Copying files

Sometimes it may be desired to include code that is not part of the Markdown sources. Further, it may be necessary to include files in the documentation that are not processed by Yarner, like images. For such cases, Yarner can automatically copy files into code and documentation output.

Copying files

Section [paths] of a project's Yarner.toml provides options to list files and patterns for copying files unchanged, code_files and doc_files. Both accept a list of file names or glob patterns.

As an example, with the following setting Yarner copies all .png and .jpg files from directory img to docs/img:

doc_files = ["img/*.png", "img/*.jpg"]

Equivalently, one could automatically copy all Rust files from src to code/src like this:

code_files = ["src/*.rs"]

Modifying paths

In some cases it may be inconvenient to be forces to equal structure in sources and outputs. Through options code_paths and doc_paths, paths can be modified to some extent during processing.

Currently, only replacement of path components as well as omission of components are supported.
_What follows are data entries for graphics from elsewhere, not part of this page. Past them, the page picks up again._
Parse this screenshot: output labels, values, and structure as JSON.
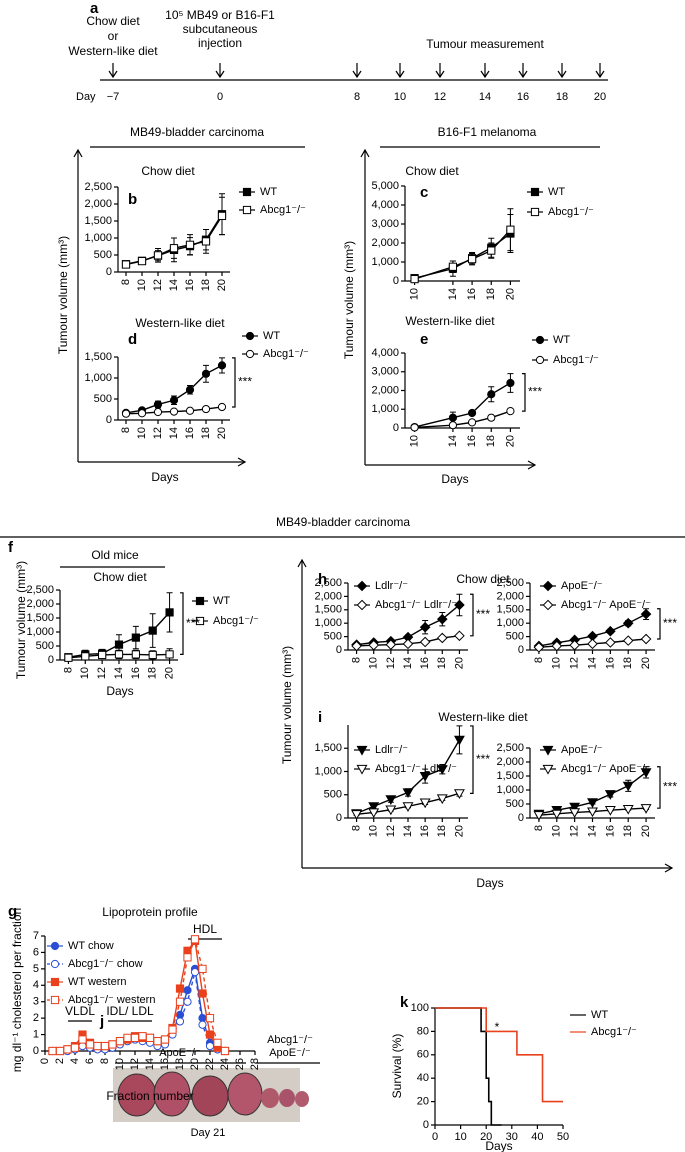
{
  "timeline": {
    "panel": "a",
    "day_label": "Day",
    "days": [
      "−7",
      "0",
      "8",
      "10",
      "12",
      "14",
      "16",
      "18",
      "20"
    ],
    "diet": [
      "Chow diet",
      "or",
      "Western-like diet"
    ],
    "injection": [
      "10⁵ MB49 or B16-F1",
      "subcutaneous",
      "injection"
    ],
    "measurement": "Tumour measurement"
  },
  "headers": [
    "MB49-bladder carcinoma",
    "B16-F1 melanoma",
    "MB49-bladder carcinoma"
  ],
  "axis_titles": [
    "Tumour volume (mm³)",
    "Days",
    "Tumour volume (mm³)",
    "Days",
    "Tumour volume (mm³)",
    "Days"
  ],
  "photo": {
    "panel": "j",
    "groups": [
      [
        "ApoE⁻/⁻"
      ],
      [
        "Abcg1⁻/⁻",
        "ApoE⁻/⁻"
      ]
    ],
    "caption": "Day 21"
  },
  "chart_data": [
    {
      "type": "line",
      "panel": "b",
      "title": "Chow diet",
      "x": [
        8,
        10,
        12,
        14,
        16,
        18,
        20
      ],
      "xlim": [
        7,
        21
      ],
      "xticks": [
        8,
        10,
        12,
        14,
        16,
        18,
        20
      ],
      "ylim": [
        0,
        2500
      ],
      "yticks": [
        0,
        500,
        {
          "value": 1000,
          "label": "1,000"
        },
        {
          "value": 1500,
          "label": "1,500"
        },
        {
          "value": 2000,
          "label": "2,000"
        },
        {
          "value": 2500,
          "label": "2,500"
        }
      ],
      "series": [
        {
          "name": "WT",
          "color": "#000000",
          "marker": "square",
          "filled": true,
          "values": [
            230,
            330,
            480,
            650,
            760,
            950,
            1700
          ],
          "errors": [
            50,
            80,
            150,
            350,
            250,
            300,
            600
          ]
        },
        {
          "name": "Abcg1⁻/⁻",
          "color": "#000000",
          "marker": "square",
          "filled": false,
          "values": [
            220,
            320,
            490,
            700,
            800,
            900,
            1650
          ],
          "errors": [
            50,
            80,
            200,
            300,
            300,
            350,
            550
          ]
        }
      ]
    },
    {
      "type": "line",
      "panel": "d",
      "title": "Western-like diet",
      "annotation": "***",
      "x": [
        8,
        10,
        12,
        14,
        16,
        18,
        20
      ],
      "xlim": [
        7,
        21
      ],
      "xticks": [
        8,
        10,
        12,
        14,
        16,
        18,
        20
      ],
      "ylim": [
        0,
        1500
      ],
      "yticks": [
        0,
        500,
        {
          "value": 1000,
          "label": "1,000"
        },
        {
          "value": 1500,
          "label": "1,500"
        }
      ],
      "series": [
        {
          "name": "WT",
          "color": "#000000",
          "marker": "circle",
          "filled": true,
          "values": [
            170,
            230,
            370,
            470,
            720,
            1100,
            1300
          ],
          "errors": [
            30,
            50,
            80,
            100,
            100,
            200,
            180
          ]
        },
        {
          "name": "Abcg1⁻/⁻",
          "color": "#000000",
          "marker": "circle",
          "filled": false,
          "values": [
            150,
            160,
            190,
            200,
            220,
            260,
            310
          ],
          "errors": [
            20,
            30,
            30,
            30,
            30,
            40,
            50
          ]
        }
      ]
    },
    {
      "type": "line",
      "panel": "c",
      "title": "Chow diet",
      "x": [
        10,
        14,
        16,
        18,
        20
      ],
      "xlim": [
        9,
        21
      ],
      "xticks": [
        10,
        14,
        16,
        18,
        20
      ],
      "ylim": [
        0,
        5000
      ],
      "yticks": [
        0,
        {
          "value": 1000,
          "label": "1,000"
        },
        {
          "value": 2000,
          "label": "2,000"
        },
        {
          "value": 3000,
          "label": "3,000"
        },
        {
          "value": 4000,
          "label": "4,000"
        },
        {
          "value": 5000,
          "label": "5,000"
        }
      ],
      "series": [
        {
          "name": "WT",
          "color": "#000000",
          "marker": "square",
          "filled": true,
          "values": [
            150,
            650,
            1200,
            1750,
            2500
          ],
          "errors": [
            100,
            400,
            300,
            500,
            1000
          ]
        },
        {
          "name": "Abcg1⁻/⁻",
          "color": "#000000",
          "marker": "square",
          "filled": false,
          "values": [
            100,
            750,
            1150,
            1600,
            2700
          ],
          "errors": [
            100,
            300,
            300,
            400,
            1100
          ]
        }
      ]
    },
    {
      "type": "line",
      "panel": "e",
      "title": "Western-like diet",
      "annotation": "***",
      "x": [
        10,
        14,
        16,
        18,
        20
      ],
      "xlim": [
        9,
        21
      ],
      "xticks": [
        10,
        14,
        16,
        18,
        20
      ],
      "ylim": [
        0,
        4000
      ],
      "yticks": [
        0,
        {
          "value": 1000,
          "label": "1,000"
        },
        {
          "value": 2000,
          "label": "2,000"
        },
        {
          "value": 3000,
          "label": "3,000"
        },
        {
          "value": 4000,
          "label": "4,000"
        }
      ],
      "series": [
        {
          "name": "WT",
          "color": "#000000",
          "marker": "circle",
          "filled": true,
          "values": [
            50,
            550,
            800,
            1800,
            2400
          ],
          "errors": [
            50,
            300,
            100,
            400,
            500
          ]
        },
        {
          "name": "Abcg1⁻/⁻",
          "color": "#000000",
          "marker": "circle",
          "filled": false,
          "values": [
            30,
            150,
            300,
            550,
            900
          ],
          "errors": [
            20,
            50,
            50,
            100,
            100
          ]
        }
      ]
    },
    {
      "type": "line",
      "panel": "f",
      "subtitle": "Old mice",
      "title": "Chow diet",
      "annotation": "***",
      "ylabel": "Tumour volume (mm³)",
      "xlabel": "Days",
      "x": [
        8,
        10,
        12,
        14,
        16,
        18,
        20
      ],
      "xlim": [
        7,
        21
      ],
      "xticks": [
        8,
        10,
        12,
        14,
        16,
        18,
        20
      ],
      "ylim": [
        0,
        2500
      ],
      "yticks": [
        0,
        500,
        {
          "value": 1000,
          "label": "1,000"
        },
        {
          "value": 1500,
          "label": "1,500"
        },
        {
          "value": 2000,
          "label": "2,000"
        },
        {
          "value": 2500,
          "label": "2,500"
        }
      ],
      "series": [
        {
          "name": "WT",
          "color": "#000000",
          "marker": "square",
          "filled": true,
          "values": [
            100,
            200,
            230,
            550,
            800,
            1050,
            1700
          ],
          "errors": [
            50,
            150,
            150,
            350,
            400,
            600,
            700
          ]
        },
        {
          "name": "Abcg1⁻/⁻",
          "color": "#000000",
          "marker": "square",
          "filled": false,
          "values": [
            80,
            130,
            180,
            200,
            200,
            180,
            200
          ],
          "errors": [
            50,
            80,
            100,
            150,
            150,
            150,
            200
          ]
        }
      ]
    },
    {
      "type": "line",
      "panel": "h",
      "title": "Chow diet",
      "annotation": "***",
      "x": [
        8,
        10,
        12,
        14,
        16,
        18,
        20
      ],
      "xlim": [
        7,
        21
      ],
      "xticks": [
        8,
        10,
        12,
        14,
        16,
        18,
        20
      ],
      "ylim": [
        0,
        2500
      ],
      "yticks": [
        0,
        500,
        {
          "value": 1000,
          "label": "1,000"
        },
        {
          "value": 1500,
          "label": "1,500"
        },
        {
          "value": 2000,
          "label": "2,000"
        },
        {
          "value": 2500,
          "label": "2,500"
        }
      ],
      "series": [
        {
          "name": "Ldlr⁻/⁻",
          "color": "#000000",
          "marker": "diamond",
          "filled": true,
          "values": [
            200,
            280,
            330,
            480,
            850,
            1150,
            1680
          ],
          "errors": [
            30,
            50,
            50,
            80,
            250,
            250,
            400
          ]
        },
        {
          "name": "Abcg1⁻/⁻ Ldlr⁻/⁻",
          "color": "#000000",
          "marker": "diamond",
          "filled": false,
          "values": [
            150,
            180,
            200,
            230,
            300,
            450,
            530
          ],
          "errors": [
            20,
            30,
            30,
            30,
            50,
            50,
            60
          ]
        }
      ]
    },
    {
      "type": "line",
      "annotation": "***",
      "x": [
        8,
        10,
        12,
        14,
        16,
        18,
        20
      ],
      "xlim": [
        7,
        21
      ],
      "xticks": [
        8,
        10,
        12,
        14,
        16,
        18,
        20
      ],
      "ylim": [
        0,
        2500
      ],
      "yticks": [
        0,
        500,
        {
          "value": 1000,
          "label": "1,000"
        },
        {
          "value": 1500,
          "label": "1,500"
        },
        {
          "value": 2000,
          "label": "2,000"
        },
        {
          "value": 2500,
          "label": "2,500"
        }
      ],
      "series": [
        {
          "name": "ApoE⁻/⁻",
          "color": "#000000",
          "marker": "diamond",
          "filled": true,
          "values": [
            150,
            270,
            380,
            520,
            700,
            1000,
            1340
          ],
          "errors": [
            30,
            40,
            50,
            60,
            80,
            100,
            200
          ]
        },
        {
          "name": "Abcg1⁻/⁻ ApoE⁻/⁻",
          "color": "#000000",
          "marker": "diamond",
          "filled": false,
          "values": [
            100,
            150,
            180,
            230,
            280,
            350,
            410
          ],
          "errors": [
            20,
            20,
            30,
            30,
            40,
            40,
            50
          ]
        }
      ]
    },
    {
      "type": "line",
      "panel": "i",
      "title": "Western-like diet",
      "annotation": "***",
      "x": [
        8,
        10,
        12,
        14,
        16,
        18,
        20
      ],
      "xlim": [
        7,
        21
      ],
      "xticks": [
        8,
        10,
        12,
        14,
        16,
        18,
        20
      ],
      "ylim": [
        0,
        2000
      ],
      "yticks": [
        0,
        500,
        {
          "value": 1000,
          "label": "1,000"
        },
        {
          "value": 1500,
          "label": "1,500"
        }
      ],
      "series": [
        {
          "name": "Ldlr⁻/⁻",
          "color": "#000000",
          "marker": "triangle",
          "filled": true,
          "values": [
            100,
            250,
            400,
            550,
            900,
            1050,
            1680
          ],
          "errors": [
            30,
            50,
            60,
            80,
            150,
            100,
            300
          ]
        },
        {
          "name": "Abcg1⁻/⁻ Ldlr⁻/⁻",
          "color": "#000000",
          "marker": "triangle",
          "filled": false,
          "values": [
            80,
            120,
            180,
            250,
            330,
            420,
            530
          ],
          "errors": [
            20,
            20,
            30,
            30,
            40,
            40,
            60
          ]
        }
      ]
    },
    {
      "type": "line",
      "annotation": "***",
      "x": [
        8,
        10,
        12,
        14,
        16,
        18,
        20
      ],
      "xlim": [
        7,
        21
      ],
      "xticks": [
        8,
        10,
        12,
        14,
        16,
        18,
        20
      ],
      "ylim": [
        0,
        2500
      ],
      "yticks": [
        0,
        500,
        {
          "value": 1000,
          "label": "1,000"
        },
        {
          "value": 1500,
          "label": "1,500"
        },
        {
          "value": 2000,
          "label": "2,000"
        },
        {
          "value": 2500,
          "label": "2,500"
        }
      ],
      "series": [
        {
          "name": "ApoE⁻/⁻",
          "color": "#000000",
          "marker": "triangle",
          "filled": true,
          "values": [
            150,
            280,
            400,
            560,
            850,
            1150,
            1630
          ],
          "errors": [
            30,
            40,
            50,
            60,
            100,
            200,
            200
          ]
        },
        {
          "name": "Abcg1⁻/⁻ ApoE⁻/⁻",
          "color": "#000000",
          "marker": "triangle",
          "filled": false,
          "values": [
            100,
            150,
            200,
            230,
            280,
            320,
            350
          ],
          "errors": [
            20,
            20,
            30,
            30,
            30,
            40,
            40
          ]
        }
      ]
    },
    {
      "type": "line",
      "panel": "g",
      "title": "Lipoprotein profile",
      "ylabel": "mg dl⁻¹ cholesterol per fraction",
      "xlabel": "Fraction number",
      "annotations": [
        "VLDL",
        "IDL/ LDL",
        "HDL"
      ],
      "x": [
        1,
        2,
        3,
        4,
        5,
        6,
        7,
        8,
        9,
        10,
        11,
        12,
        13,
        14,
        15,
        16,
        17,
        18,
        19,
        20,
        21,
        22,
        23,
        24
      ],
      "xlim": [
        0,
        28
      ],
      "xticks": [
        0,
        2,
        4,
        6,
        8,
        10,
        12,
        14,
        16,
        18,
        20,
        22,
        24,
        26,
        28
      ],
      "ylim": [
        0,
        7
      ],
      "yticks": [
        0,
        1,
        2,
        3,
        4,
        5,
        6,
        7
      ],
      "series": [
        {
          "name": "WT chow",
          "color": "#2a4fd6",
          "marker": "circle",
          "filled": true,
          "dashed": false,
          "values": [
            0,
            0,
            0,
            0.1,
            0.5,
            0.3,
            0.2,
            0.2,
            0.3,
            0.5,
            0.6,
            0.7,
            0.7,
            0.6,
            0.4,
            0.5,
            1.2,
            2.2,
            3.7,
            5.0,
            2.0,
            0.5,
            0.1,
            0
          ]
        },
        {
          "name": "Abcg1⁻/⁻ chow",
          "color": "#2a4fd6",
          "marker": "circle",
          "filled": false,
          "dashed": true,
          "values": [
            0,
            0,
            0,
            0.1,
            0.3,
            0.2,
            0.1,
            0.1,
            0.2,
            0.4,
            0.6,
            0.7,
            0.6,
            0.5,
            0.3,
            0.4,
            1.0,
            1.8,
            3.0,
            4.8,
            1.6,
            0.3,
            0.1,
            0
          ]
        },
        {
          "name": "WT western",
          "color": "#e8411c",
          "marker": "square",
          "filled": true,
          "dashed": false,
          "values": [
            0,
            0,
            0.1,
            0.3,
            1.0,
            0.5,
            0.3,
            0.3,
            0.4,
            0.6,
            0.7,
            0.9,
            0.8,
            0.8,
            0.6,
            0.7,
            1.4,
            3.8,
            6.1,
            6.7,
            3.5,
            1.0,
            0.2,
            0
          ]
        },
        {
          "name": "Abcg1⁻/⁻ western",
          "color": "#e8411c",
          "marker": "square",
          "filled": false,
          "dashed": true,
          "values": [
            0,
            0,
            0.1,
            0.2,
            0.7,
            0.4,
            0.3,
            0.3,
            0.4,
            0.6,
            0.8,
            0.8,
            0.9,
            0.8,
            0.6,
            0.7,
            1.3,
            3.0,
            5.7,
            6.8,
            5.0,
            2.0,
            0.5,
            0
          ]
        }
      ]
    },
    {
      "type": "step",
      "panel": "k",
      "annotation": "*",
      "ylabel": "Survival (%)",
      "xlabel": "Days",
      "xlim": [
        0,
        50
      ],
      "xticks": [
        0,
        10,
        20,
        30,
        40,
        50
      ],
      "ylim": [
        0,
        100
      ],
      "yticks": [
        0,
        20,
        40,
        60,
        80,
        100
      ],
      "series": [
        {
          "name": "WT",
          "color": "#000000",
          "x": [
            0,
            18,
            20,
            21,
            22,
            26
          ],
          "values": [
            100,
            80,
            40,
            20,
            0,
            0
          ]
        },
        {
          "name": "Abcg1⁻/⁻",
          "color": "#e8411c",
          "x": [
            0,
            20,
            32,
            42,
            50
          ],
          "values": [
            100,
            80,
            60,
            20,
            20
          ]
        }
      ]
    }
  ]
}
As an example, some files may be required to end up at the top level directory of the code output, but should not be at the top level of sources. In the following example, all files and folders from directory additional-code are copied directly into the code output folder:

code_files = ["additional-code/**/*"]
code_paths = ["-"]

When present, options code_paths and doc_paths must have as many entries as code_files and doc_files, respectively. Each entry of e.g. code_paths is applied to the corresponding entry in code_files.

Possible modifications:

  • Use foo/bar to replace the first two path component by foo and bar.
  • Use - (minus) to omit, and _ (underscore) to preserve a component.
  • Use a single _ (underscore) if no path change is intended at all.